The right to complain to the Information Commissioner

You have a right of complaint to the Information Commissioner. Although normally you should pursue the matter through our internal review procedure before you complain to the Information Commissioner. The Information Commissioner can be contacted at:

Information Commissioner’s Office
Wycliffe House
Water Lane
Wilmslow
Cheshire
SK9 5AF
Tel: 01625 545 745
Fax: 01625 524 510
Email: casework@ico.org.uk

Freedom of information and personal data

Personal data we hold might get published as part of a Freedom of Information request, though we do not think this would happen very often. The Freedom of Information Act 2000 and the Environmental Information Regulations 2004 allow the public to ask to see information held by many public bodies, including the Welsh Government. This includes information which has not been published. However, the law also allows us to withhold information in some circumstances.
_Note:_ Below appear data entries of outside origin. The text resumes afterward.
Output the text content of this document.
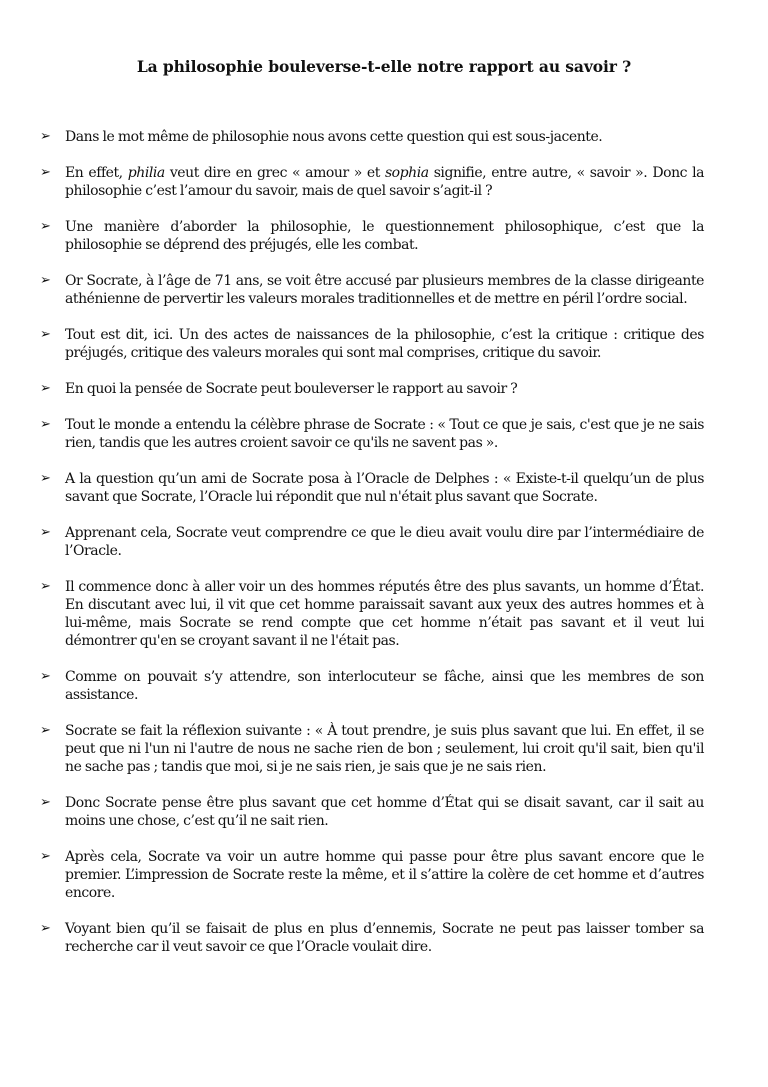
La philosophie bouleverse-t-elle notre rapport au savoir ?
➢	Dans le mot même de philosophie nous avons cette question qui est sous-jacente.
➢	En effet, philia veut dire en grec « amour » et sophia signifie, entre autre, « savoir ». Donc la philosophie c’est l’amour du savoir, mais de quel savoir s’agit-il ?
➢	Une manière d’aborder la philosophie, le questionnement philosophique, c’est que la philosophie se déprend des préjugés, elle les combat.
➢	Or Socrate, à l’âge de 71 ans, se voit être accusé par plusieurs membres de la classe dirigeante athénienne de pervertir les valeurs morales traditionnelles et de mettre en péril l’ordre social.
➢	Tout est dit, ici. Un des actes de naissances de la philosophie, c’est la critique : critique des préjugés, critique des valeurs morales qui sont mal comprises, critique du savoir.
➢	En quoi la pensée de Socrate peut bouleverser le rapport au savoir ?
➢	Tout le monde a entendu la célèbre phrase de Socrate : « Tout ce que je sais, c'est que je ne sais rien, tandis que les autres croient savoir ce qu'ils ne savent pas ».
➢	A la question qu’un ami de Socrate posa à l’Oracle de Delphes : « Existe-t-il quelqu’un de plus savant que Socrate, l’Oracle lui répondit que nul n'était plus savant que Socrate.
➢	Apprenant cela, Socrate veut comprendre ce que le dieu avait voulu dire par l’intermédiaire de l’Oracle.
➢	Il commence donc à aller voir un des hommes réputés être des plus savants, un homme d’État. En discutant avec lui, il vit que cet homme paraissait savant aux yeux des autres hommes et à lui-même, mais Socrate se rend compte que cet homme n’était pas savant et il veut lui démontrer qu'en se croyant savant il ne l'était pas.
➢	Comme on pouvait s’y attendre, son interlocuteur se fâche, ainsi que les membres de son assistance.
➢	Socrate se fait la réflexion suivante : « À tout prendre, je suis plus savant que lui. En effet, il se peut que ni l'un ni l'autre de nous ne sache rien de bon ; seulement, lui croit qu'il sait, bien qu'il ne sache pas ; tandis que moi, si je ne sais rien, je sais que je ne sais rien.
➢	Donc Socrate pense être plus savant que cet homme d’État qui se disait savant, car il sait au moins une chose, c’est qu’il ne sait rien.
➢	Après cela, Socrate va voir un autre homme qui passe pour être plus savant encore que le premier. L’impression de Socrate reste la même, et il s’attire la colère de cet homme et d’autres encore.
➢	Voyant bien qu’il se faisait de plus en plus d’ennemis, Socrate ne peut pas laisser tomber sa recherche car il veut savoir ce que l’Oracle voulait dire.
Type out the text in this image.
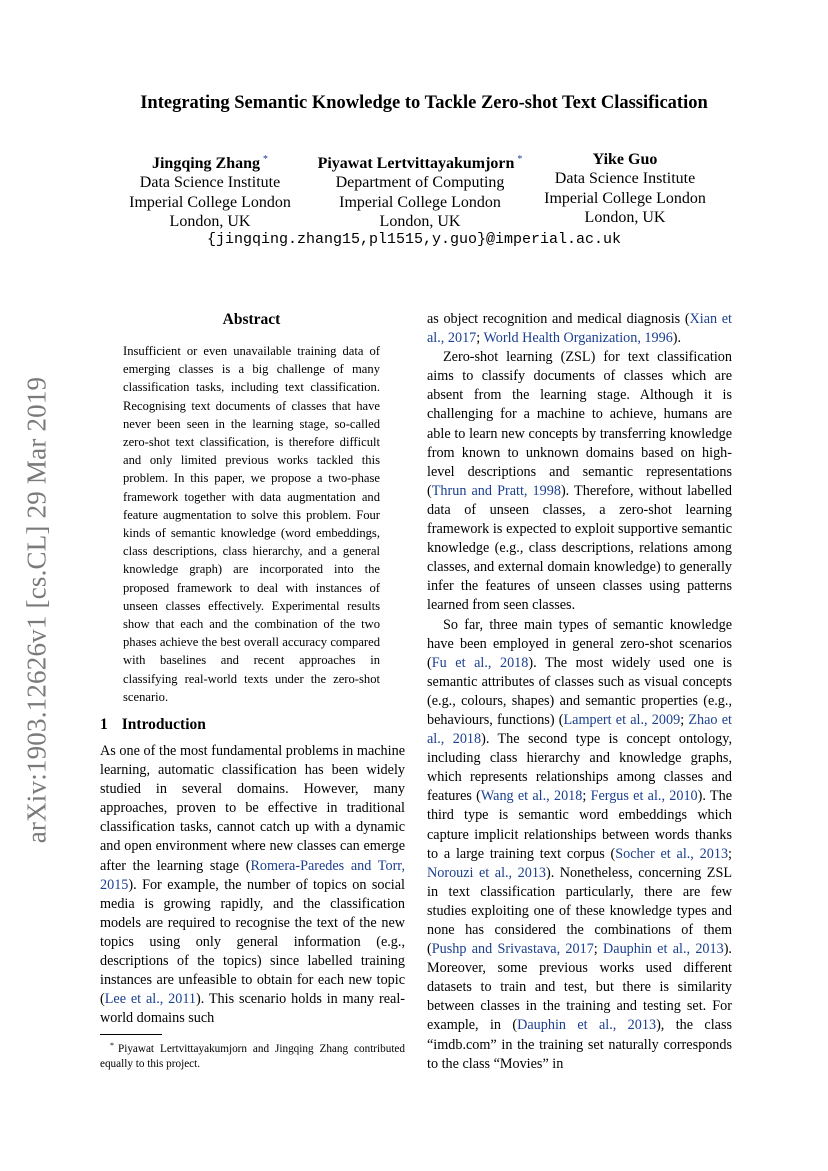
arXiv:1903.12626v1 [cs.CL] 29 Mar 2019
Integrating Semantic Knowledge to Tackle Zero-shot Text Classification
Jingqing Zhang *
Data Science Institute
Imperial College London
London, UK
Piyawat Lertvittayakumjorn *
Department of Computing
Imperial College London
London, UK
Yike Guo
Data Science Institute
Imperial College London
London, UK
{jingqing.zhang15,pl1515,y.guo}@imperial.ac.uk
Abstract
Insufficient or even unavailable training data of emerging classes is a big challenge of many classification tasks, including text classification. Recognising text documents of classes that have never been seen in the learning stage, so-called zero-shot text classification, is therefore difficult and only limited previous works tackled this problem. In this paper, we propose a two-phase framework together with data augmentation and feature augmentation to solve this problem. Four kinds of semantic knowledge (word embeddings, class descriptions, class hierarchy, and a general knowledge graph) are incorporated into the proposed framework to deal with instances of unseen classes effectively. Experimental results show that each and the combination of the two phases achieve the best overall accuracy compared with baselines and recent approaches in classifying real-world texts under the zero-shot scenario.
1 Introduction

As one of the most fundamental problems in machine learning, automatic classification has been widely studied in several domains. However, many approaches, proven to be effective in traditional classification tasks, cannot catch up with a dynamic and open environment where new classes can emerge after the learning stage (Romera-Paredes and Torr, 2015). For example, the number of topics on social media is growing rapidly, and the classification models are required to recognise the text of the new topics using only general information (e.g., descriptions of the topics) since labelled training instances are unfeasible to obtain for each new topic (Lee et al., 2011). This scenario holds in many real-world domains such

* Piyawat Lertvittayakumjorn and Jingqing Zhang contributed equally to this project.

as object recognition and medical diagnosis (Xian et al., 2017; World Health Organization, 1996).

Zero-shot learning (ZSL) for text classification aims to classify documents of classes which are absent from the learning stage. Although it is challenging for a machine to achieve, humans are able to learn new concepts by transferring knowledge from known to unknown domains based on high-level descriptions and semantic representations (Thrun and Pratt, 1998). Therefore, without labelled data of unseen classes, a zero-shot learning framework is expected to exploit supportive semantic knowledge (e.g., class descriptions, relations among classes, and external domain knowledge) to generally infer the features of unseen classes using patterns learned from seen classes.

So far, three main types of semantic knowledge have been employed in general zero-shot scenarios (Fu et al., 2018). The most widely used one is semantic attributes of classes such as visual concepts (e.g., colours, shapes) and semantic properties (e.g., behaviours, functions) (Lampert et al., 2009; Zhao et al., 2018). The second type is concept ontology, including class hierarchy and knowledge graphs, which represents relationships among classes and features (Wang et al., 2018; Fergus et al., 2010). The third type is semantic word embeddings which capture implicit relationships between words thanks to a large training text corpus (Socher et al., 2013; Norouzi et al., 2013). Nonetheless, concerning ZSL in text classification particularly, there are few studies exploiting one of these knowledge types and none has considered the combinations of them (Pushp and Srivastava, 2017; Dauphin et al., 2013). Moreover, some previous works used different datasets to train and test, but there is similarity between classes in the training and testing set. For example, in (Dauphin et al., 2013), the class “imdb.com” in the training set naturally corresponds to the class “Movies” in
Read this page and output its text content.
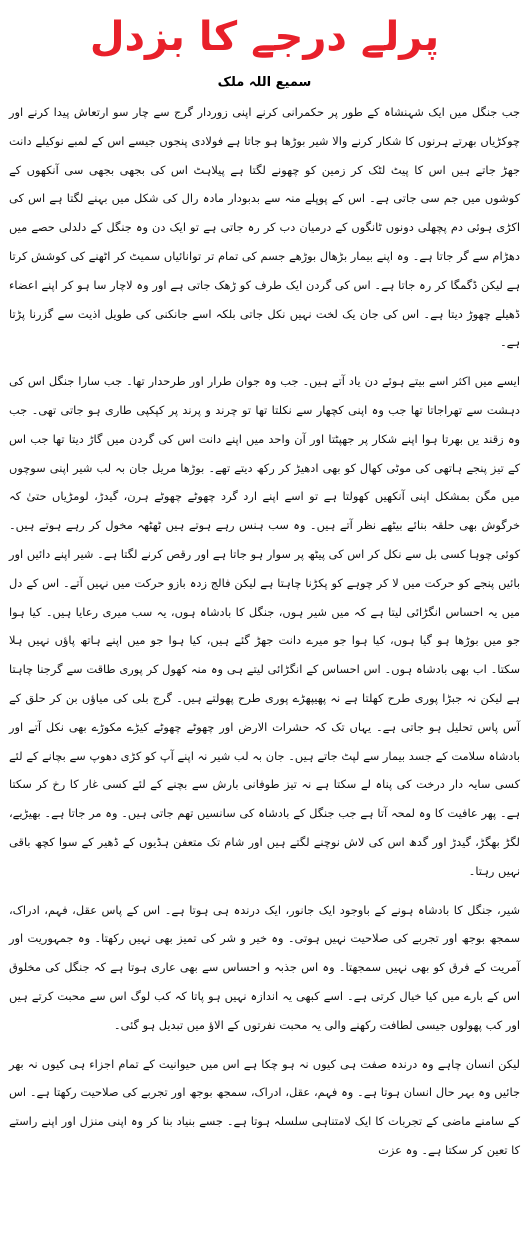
پرلے درجے کا بزدل
سمیع اللہ ملک

جب جنگل میں ایک شہنشاہ کے طور پر حکمرانی کرنے اپنی زوردار گرج سے چار سو ارتعاش پیدا کرنے اور چوکڑیاں بھرتے ہرنوں کا شکار کرنے والا شیر بوڑھا ہو جاتا ہے فولادی پنجوں جیسے اس کے لمبے نوکیلے دانت جھڑ جاتے ہیں اس کا پیٹ لٹک کر زمین کو چھونے لگتا ہے پیلاہٹ اس کی بجھی بجھی سی آنکھوں کے کوشوں میں جم سی جاتی ہے۔ اس کے پوپلے منہ سے بدبودار مادہ رال کی شکل میں بہنے لگتا ہے اس کی اکڑی ہوئی دم پچھلی دونوں ٹانگوں کے درمیان دب کر رہ جاتی ہے تو ایک دن وہ جنگل کے دلدلی حصے میں دھڑام سے گر جاتا ہے۔ وہ اپنے بیمار بڑھال بوڑھے جسم کی تمام تر توانائیاں سمیٹ کر اٹھنے کی کوشش کرتا ہے لیکن ڈگمگا کر رہ جاتا ہے۔ اس کی گردن ایک طرف کو ڑھک جاتی ہے اور وہ لاچار سا ہو کر اپنے اعضاء ڈھیلے چھوڑ دیتا ہے۔ اس کی جان یک لخت نہیں نکل جاتی بلکہ اسے جانکنی کی طویل اذیت سے گزرنا پڑتا ہے۔

ایسے میں اکثر اسے بیتے ہوئے دن یاد آتے ہیں۔ جب وہ جوان طرار اور طرحدار تھا۔ جب سارا جنگل اس کی دہشت سے تھراجاتا تھا جب وہ اپنی کچھار سے نکلتا تھا تو چرند و پرند پر کپکپی طاری ہو جاتی تھی۔ جب وہ زقند یں بھرتا ہوا اپنے شکار پر جھپٹتا اور آن واحد میں اپنے دانت اس کی گردن میں گاڑ دیتا تھا جب اس کے تیز پنجے ہاتھی کی موٹی کھال کو بھی ادھیڑ کر رکھ دیتے تھے۔ بوڑھا مریل جان بہ لب شیر اپنی سوچوں میں مگن بمشکل اپنی آنکھیں کھولتا ہے تو اسے اپنے ارد گرد چھوٹے چھوٹے ہرن، گیدڑ، لومڑیاں حتیٰ کہ خرگوش بھی حلقہ بنائے بیٹھے نظر آتے ہیں۔ وہ سب ہنس رہے ہوتے ہیں ٹھٹھہ مخول کر رہے ہوتے ہیں۔ کوئی چوہا کسی بل سے نکل کر اس کی پیٹھ پر سوار ہو جاتا ہے اور رقص کرنے لگتا ہے۔ شیر اپنے دائیں اور بائیں پنجے کو حرکت میں لا کر چوہے کو پکڑنا چاہتا ہے لیکن فالج زدہ بازو حرکت میں نہیں آتے۔ اس کے دل میں یہ احساس انگڑائی لیتا ہے کہ میں شیر ہوں، جنگل کا بادشاہ ہوں، یہ سب میری رعایا ہیں۔ کیا ہوا جو میں بوڑھا ہو گیا ہوں، کیا ہوا جو میرے دانت جھڑ گئے ہیں، کیا ہوا جو میں اپنے ہاتھ پاؤں نہیں ہلا سکتا۔ اب بھی بادشاہ ہوں۔ اس احساس کے انگڑائی لیتے ہی وہ منہ کھول کر پوری طاقت سے گرجنا چاہتا ہے لیکن نہ جبڑا پوری طرح کھلتا ہے نہ پھیپھڑے پوری طرح پھولتے ہیں۔ گرج بلی کی میاؤں بن کر حلق کے آس پاس تحلیل ہو جاتی ہے۔ یہاں تک کہ حشرات الارض اور چھوٹے چھوٹے کیڑے مکوڑے بھی نکل آتے اور بادشاہ سلامت کے جسد بیمار سے لپٹ جاتے ہیں۔ جان بہ لب شیر نہ اپنے آپ کو کڑی دھوپ سے بچانے کے لئے کسی سایہ دار درخت کی پناہ لے سکتا ہے نہ تیز طوفانی بارش سے بچنے کے لئے کسی غار کا رخ کر سکتا ہے۔ پھر عافیت کا وہ لمحہ آتا ہے جب جنگل کے بادشاہ کی سانسیں تھم جاتی ہیں۔ وہ مر جاتا ہے۔ بھیڑیے، لگڑ بھگڑ، گیدڑ اور گدھ اس کی لاش نوچنے لگتے ہیں اور شام تک متعفن ہڈیوں کے ڈھیر کے سوا کچھ باقی نہیں رہتا۔

شیر، جنگل کا بادشاہ ہونے کے باوجود ایک جانور، ایک درندہ ہی ہوتا ہے۔ اس کے پاس عقل، فہم، ادراک، سمجھ بوجھ اور تجربے کی صلاحیت نہیں ہوتی۔ وہ خیر و شر کی تمیز بھی نہیں رکھتا۔ وہ جمہوریت اور آمریت کے فرق کو بھی نہیں سمجھتا۔ وہ اس جذبہ و احساس سے بھی عاری ہوتا ہے کہ جنگل کی مخلوق اس کے بارے میں کیا خیال کرتی ہے۔ اسے کبھی یہ اندازہ نہیں ہو پاتا کہ کب لوگ اس سے محبت کرتے ہیں اور کب پھولوں جیسی لطافت رکھنے والی یہ محبت نفرتوں کے الاؤ میں تبدیل ہو گئی۔

لیکن انسان چاہے وہ درندہ صفت ہی کیوں نہ ہو چکا ہے اس میں حیوانیت کے تمام اجزاء ہی کیوں نہ بھر جائیں وہ بہر حال انسان ہوتا ہے۔ وہ فہم، عقل، ادراک، سمجھ بوجھ اور تجربے کی صلاحیت رکھتا ہے۔ اس کے سامنے ماضی کے تجربات کا ایک لامتناہی سلسلہ ہوتا ہے۔ جسے بنیاد بنا کر وہ اپنی منزل اور اپنے راستے کا تعین کر سکتا ہے۔ وہ عزت
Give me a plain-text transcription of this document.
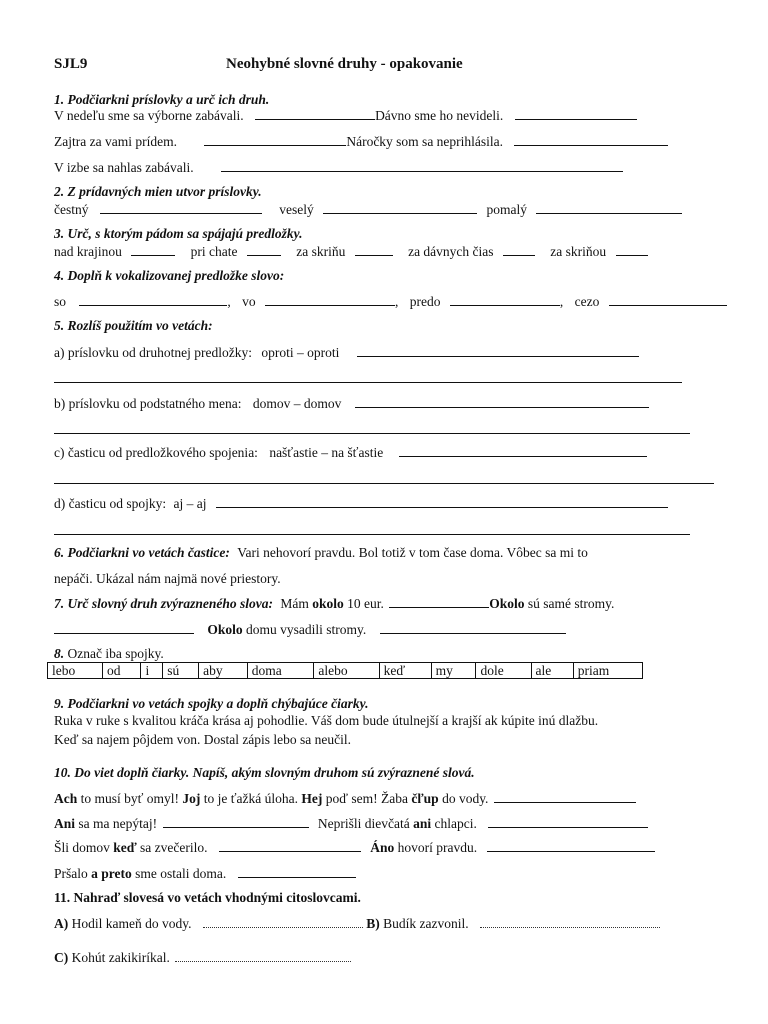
SJL9	Neohybné slovné druhy - opakovanie
1. Podčiarkni príslovky a urč ich druh.
V nedeľu sme sa výborne zabávali.	Dávno sme ho nevideli.
Zajtra za vami prídem.	Náročky som sa neprihlásila.
V izbe sa nahlas zabávali.
2. Z prídavných mien utvor príslovky.
čestný	veselý	pomalý
3. Urč, s ktorým pádom sa spájajú predložky.
nad krajinou	pri chate	za skriňu	za dávnych čias	za skriňou
4. Doplň k vokalizovanej predložke slovo:
so	, vo	, predo	, cezo
5. Rozlíš použitím vo vetách:
a) príslovku od druhotnej predložky: oproti – oproti
b) príslovku od podstatného mena: domov – domov
c) časticu od predložkového spojenia: našťastie – na šťastie
d) časticu od spojky: aj – aj
6. Podčiarkni vo vetách častice: Vari nehovorí pravdu. Bol totiž v tom čase doma. Vôbec sa mi to
nepáči. Ukázal nám najmä nové priestory.
7. Urč slovný druh zvýrazneného slova: Mám okolo 10 eur.	Okolo sú samé stromy.
Okolo domu vysadili stromy.
8. Označ iba spojky.
lebo	od	i	sú	aby	doma	alebo	keď	my	dole	ale	priam
9. Podčiarkni vo vetách spojky a doplň chýbajúce čiarky.
Ruka v ruke s kvalitou kráča krása aj pohodlie. Váš dom bude útulnejší a krajší ak kúpite inú dlažbu.
Keď sa najem pôjdem von. Dostal zápis lebo sa neučil.
10. Do viet doplň čiarky. Napíš, akým slovným druhom sú zvýraznené slová.
Ach to musí byť omyl! Joj to je ťažká úloha. Hej poď sem! Žaba čľup do vody.
Ani sa ma nepýtaj!	Neprišli dievčatá ani chlapci.
Šli domov keď sa zvečerilo.	Áno hovorí pravdu.
Pršalo a preto sme ostali doma.
11. Nahraď slovesá vo vetách vhodnými citoslovcami.
A) Hodil kameň do vody.	B) Budík zazvonil.
C) Kohút zakikiríkal.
If anyone asks to see information we hold we will have to decide whether to release it or not. Any commitments we have given on protecting personal data is important information we would take into account. This includes where someone has asked for their name and address not to be published as part of a consultation response. However, there might sometimes be important reasons why we would have to reveal someone’s personal data. This might be the case even if they have asked for it not to be published. We would get in touch with the person and ask their views before we finally decided to reveal the information.